Zee posted strong performance in Q1 as the topline was buoyed by advertising revenues which grew by 25% y-o-y on strong market share gain in all of its genres and channels. Hindi GEC lost a bit of market share but remained at No 3 position, while Zee Marathi continued to extend its lead. Zee Telugu pipped its opponents and became the No 1 channel in AP for the first time. & TV was the highlight of this quarter as the channel gained a good market share in Q1.
Going forward, subscription revenues may start witnessing growth in Q4 of FY16 as DAS implementation in Phase 3 gets a deadline of December 31, 2015. Also the increased action in a la carte payment scheme may gather steam in FY16 and post better revenues than FY15. However, the true growth in this business will come in FY17. On advertisement business front we believe that Zee will outperform the industry estimate of 12-13% in line with the Q1 numbers. .
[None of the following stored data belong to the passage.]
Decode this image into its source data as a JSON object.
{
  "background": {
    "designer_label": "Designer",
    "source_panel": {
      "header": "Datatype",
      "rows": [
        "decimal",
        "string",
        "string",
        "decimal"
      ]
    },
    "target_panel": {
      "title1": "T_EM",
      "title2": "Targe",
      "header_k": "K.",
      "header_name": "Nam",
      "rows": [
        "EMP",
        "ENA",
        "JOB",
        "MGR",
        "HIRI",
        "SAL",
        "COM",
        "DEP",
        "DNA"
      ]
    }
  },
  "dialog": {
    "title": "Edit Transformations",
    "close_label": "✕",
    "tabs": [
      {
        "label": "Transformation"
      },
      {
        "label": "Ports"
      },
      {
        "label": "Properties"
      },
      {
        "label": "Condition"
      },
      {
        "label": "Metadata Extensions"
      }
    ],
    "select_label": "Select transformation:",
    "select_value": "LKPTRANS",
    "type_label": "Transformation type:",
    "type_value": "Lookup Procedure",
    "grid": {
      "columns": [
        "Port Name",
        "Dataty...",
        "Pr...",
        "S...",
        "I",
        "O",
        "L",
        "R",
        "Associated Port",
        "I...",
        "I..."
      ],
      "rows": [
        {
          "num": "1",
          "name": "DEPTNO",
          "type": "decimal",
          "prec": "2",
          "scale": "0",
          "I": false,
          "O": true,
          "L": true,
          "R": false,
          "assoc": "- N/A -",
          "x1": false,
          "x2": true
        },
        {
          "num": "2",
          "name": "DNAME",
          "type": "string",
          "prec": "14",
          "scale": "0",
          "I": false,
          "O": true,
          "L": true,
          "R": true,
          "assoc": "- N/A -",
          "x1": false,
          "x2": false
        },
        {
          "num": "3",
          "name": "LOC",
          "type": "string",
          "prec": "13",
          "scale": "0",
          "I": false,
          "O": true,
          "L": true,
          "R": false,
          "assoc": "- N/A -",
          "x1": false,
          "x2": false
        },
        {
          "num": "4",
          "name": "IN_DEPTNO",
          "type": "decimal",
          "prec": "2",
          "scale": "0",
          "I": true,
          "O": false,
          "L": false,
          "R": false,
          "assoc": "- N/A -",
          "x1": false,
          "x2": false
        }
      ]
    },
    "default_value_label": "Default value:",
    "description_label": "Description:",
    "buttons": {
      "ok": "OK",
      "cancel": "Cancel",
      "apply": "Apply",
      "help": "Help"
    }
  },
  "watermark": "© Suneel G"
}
On the margin front, we expect the margins to improve hereon having the high cost launch expanses gone behind them. In line with strong ad revenues growth and improving margins we have increased our estimates for Zee on both topline as well as margin front. Due to these positives, we may see an expansion of Zee’s target multiple to 30x FY17e earnings multiple and arrive at an increased target price of Rs 437. We maintain ‘buy’ on the stock.